In 1971, Tony Fitzjohn arrived in Kenya to work for the late and legendary conservationist George Adamson.
They operated a lion rehabilitation project in the then Kora Game Reserve (later to be proclaimed a National Park because of their profile) in Kenya. The project, although groundbreaking at the time, was not without its critics. It was definitely not a ‘petting zoo’ or in anyway similar some deeply flawed rehab programs common of today.
Kora was wild, daunting, pioneering, expansive, and with few people.
Within our contemporary viewpoint it is imperative to see the project in context of the era in which it occurred. After all, do courageous ground-breakers not provide us with effective hindsights?
Although George Adamson is a deeply inspirational role model for me, this article pays tribute to one of the great wildlife conservationists and ambassadors of our time: Tony Fitzjohn OBE.
Adamson’s work and Fitzjohn’s mentorship … one that suggested that lions have every right to live dignified lives as humans have … was ridiculed as eccentric by many scientists at the time.
“It has no merit, is unscientific, and it is pointless assigning characters and personalities to individual lions,” one asked.
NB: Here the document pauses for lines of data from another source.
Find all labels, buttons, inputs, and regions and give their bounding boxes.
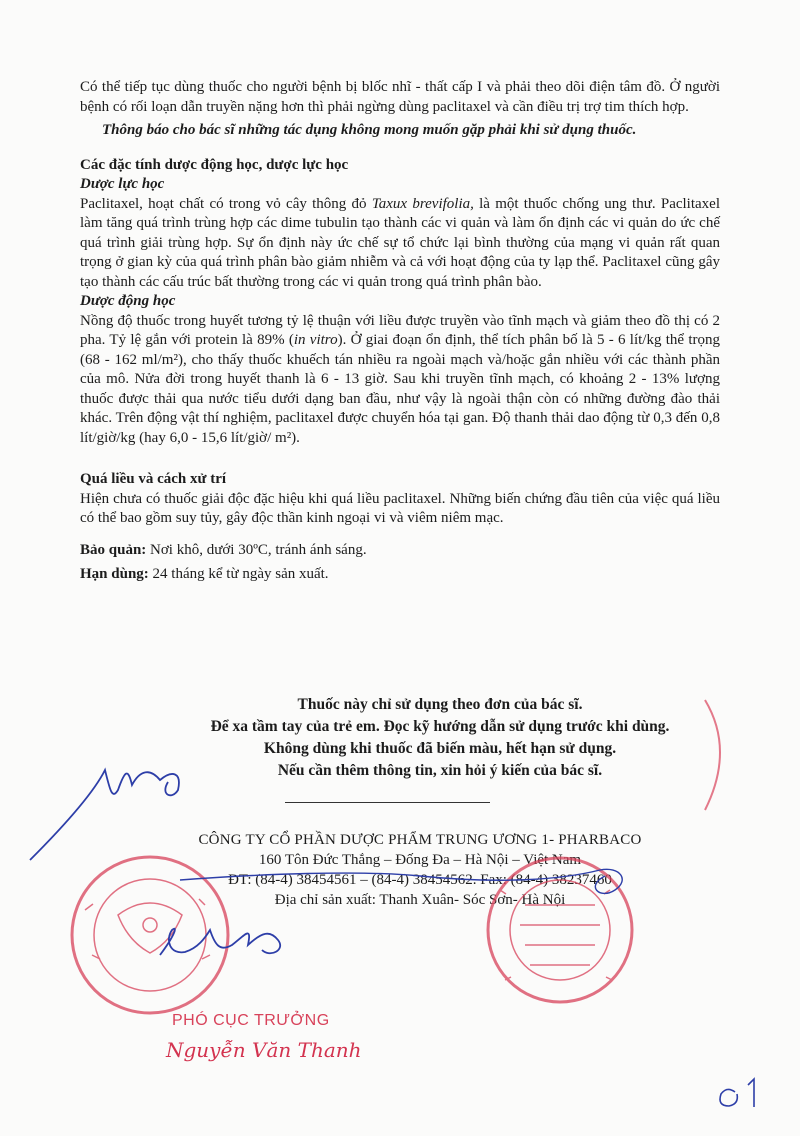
paragraph-av-block: Có thể tiếp tục dùng thuốc cho người bệnh bị blốc nhĩ - thất cấp I và phải theo dõi điện tâm đồ. Ở người bệnh có rối loạn dẫn truyền nặng hơn thì phải ngừng dùng paclitaxel và cần điều trị trợ tim thích hợp. (80, 79, 720, 115)
factory-address: Địa chỉ sản xuất: Thanh Xuân- Sóc Sơn- Hà Nội (274, 892, 566, 908)
page-number-mark (720, 1079, 754, 1107)
side-effects-notice: Thông báo cho bác sĩ những tác dụng không mong muốn gặp phải khi sử dụng thuốc. (102, 122, 637, 138)
in-vitro-term: in vitro (293, 332, 338, 348)
pk-text-part-1: Nồng độ thuốc trong huyết tương tỷ lệ thuận với liều được truyền vào tĩnh mạch và giảm theo đồ thị có 2 pha. Tỷ lệ gắn với protein là 89% ( (80, 312, 720, 348)
signer-name: Nguyễn Văn Thanh (166, 1038, 362, 1062)
expiry-value: 24 tháng kể từ ngày sản xuất. (148, 566, 329, 582)
storage-value: Nơi khô, dưới 30ºC, tránh ánh sáng. (146, 541, 367, 558)
margin-stamp-arc (705, 700, 720, 810)
storage-label: Bảo quản: (80, 541, 147, 558)
signer-title: PHÓ CỤC TRƯỞNG (172, 1012, 330, 1029)
overdose-heading: Quá liều và cách xử trí (80, 471, 227, 487)
pharmacokinetics-heading: Dược động học (80, 293, 176, 309)
species-name: Taxux brevifolia, (371, 195, 474, 212)
pharmacodynamics-heading: Dược lực học (80, 176, 165, 192)
notice-line-3: Không dùng khi thuốc đã biến màu, hết hạn sử dụng. (263, 740, 617, 757)
company-address: 160 Tôn Đức Thắng – Đống Đa – Hà Nội – Việt Nam (258, 852, 582, 868)
pk-text-part-2: ). Ở giai đoạn ổn định, thể tích phân bố là 5 - 6 lít/kg thể trọng (68 - 162 ml/m²), cho thấy thuốc khuếch tán nhiều ra ngoài mạch và/hoặc gắn nhiều với các thành phần của mô. Nửa đời trong huyết thanh là 6 - 13 giờ. Sau khi truyền tĩnh mạch, có khoảng 2 - 13% lượng thuốc được thải qua nước tiểu dưới dạng ban đầu, như vậy là ngoài thận còn có những đường đào thải khác. Trên động vật thí nghiệm, paclitaxel được chuyển hóa tại gan. Độ thanh thải dao động từ 0,3 đến 0,8 lít/giờ/kg (hay 6,0 - 15,6 lít/giờ/ m²). (80, 332, 720, 446)
company-name: CÔNG TY CỔ PHẦN DƯỢC PHẨM TRUNG ƯƠNG 1- PHARBACO (198, 832, 642, 848)
upper-signature (30, 770, 179, 860)
notice-line-2: Để xa tầm tay của trẻ em. Đọc kỹ hướng dẫn sử dụng trước khi dùng. (210, 718, 670, 735)
pd-text-part-1: Paclitaxel, hoạt chất có trong vỏ cây thông đỏ (80, 195, 372, 212)
lower-signature (160, 929, 280, 955)
notice-line-4: Nếu cần thêm thông tin, xin hỏi ý kiến của bác sĩ. (277, 762, 603, 779)
company-phone: ĐT: (84-4) 38454561 – (84-4) 38454562. Fax: (84-4) 38237460 (228, 872, 612, 888)
pd-text-part-2: là một thuốc chống ung thư. Paclitaxel làm tăng quá trình trùng hợp các dime tubulin tạo thành các vi quản và làm ổn định các vi quản do ức chế quá trình giải trùng hợp. Sự ổn định này ức chế sự tổ chức lại bình thường của mạng vi quản rất quan trọng ở gian kỳ của quá trình phân bào giảm nhiễm và cả với hoạt động của ty lạp thể. Paclitaxel cũng gây tạo thành các cấu trúc bất thường trong các vi quản trong quá trình phân bào. (80, 195, 720, 290)
notice-line-1: Thuốc này chỉ sử dụng theo đơn của bác sĩ. (297, 696, 583, 713)
expiry-label: Hạn dùng: (80, 566, 149, 582)
right-company-stamp (488, 858, 632, 1002)
pharmacology-heading: Các đặc tính dược động học, dược lực học (80, 156, 349, 173)
overdose-text: Hiện chưa có thuốc giải độc đặc hiệu khi quá liều paclitaxel. Những biến chứng đầu tiên của việc quá liều có thể bao gồm suy tủy, gây độc thần kinh ngoại vi và viêm niêm mạc. (80, 490, 720, 526)
ink-strike-line (180, 869, 622, 893)
left-official-stamp (72, 857, 228, 1013)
What was the value in uncovering intimate details and nuances about lion behaviour, intelligence, character and emotion? And how could wildlife conservation benefit from these perceived anthropomorphic overtures that threaten scientific reasoning?
A great deal I would suggest.
A groundswell of public awareness and investment in conservation emerged. Their work opened the world’s eyes toward a greater understanding and appreciation of not only lion behaviour, but also of a broader worldview of conservation. One of humanity, devotion, tolerance, heart and heightened connections. One of pushing boundaries.
It’s probably true that the impact of a meaningful conservation culture depends on these levels of resolve, commitment and care, and those of personal investment and compassion. These are all attributes that flow from emotional attachments.
It is largely accepted that the subsequent profile of the rehabilitation project at Kora (following on from the ‘Born Free’ legend) played a substantial role in the collapse of the European fur trade. This was a major milestone in the annals of global wildlife conservation.
Tony Fitzjohn, along with the support of George Adamson Wildlife Protection Trust, would go on to spearhead the establishment of Mkomazi National Park in Tanzania. A restoration project of monster proportions, and one that is now surely one of the leading conservation success stories in the world. He left Mkomazi in 2020 and has subsequently returned to revitalise his old stomping ground at Kora.
A quite remarkable story.
For me, Tony Fitzjohn broke down barriers between the ‘hard’ side of wildlife conservation, and the ‘soft.’ He is living proof that an emotional and empathetic investment into the care of wild subjects leads to a complete passionate investment into all things conservation. A dedication required to navigate through an incredible array of challenges and hardships that come standard in this field.
Eccentric? Perhaps. Devoted innovative world leader in conservation? Without a doubt.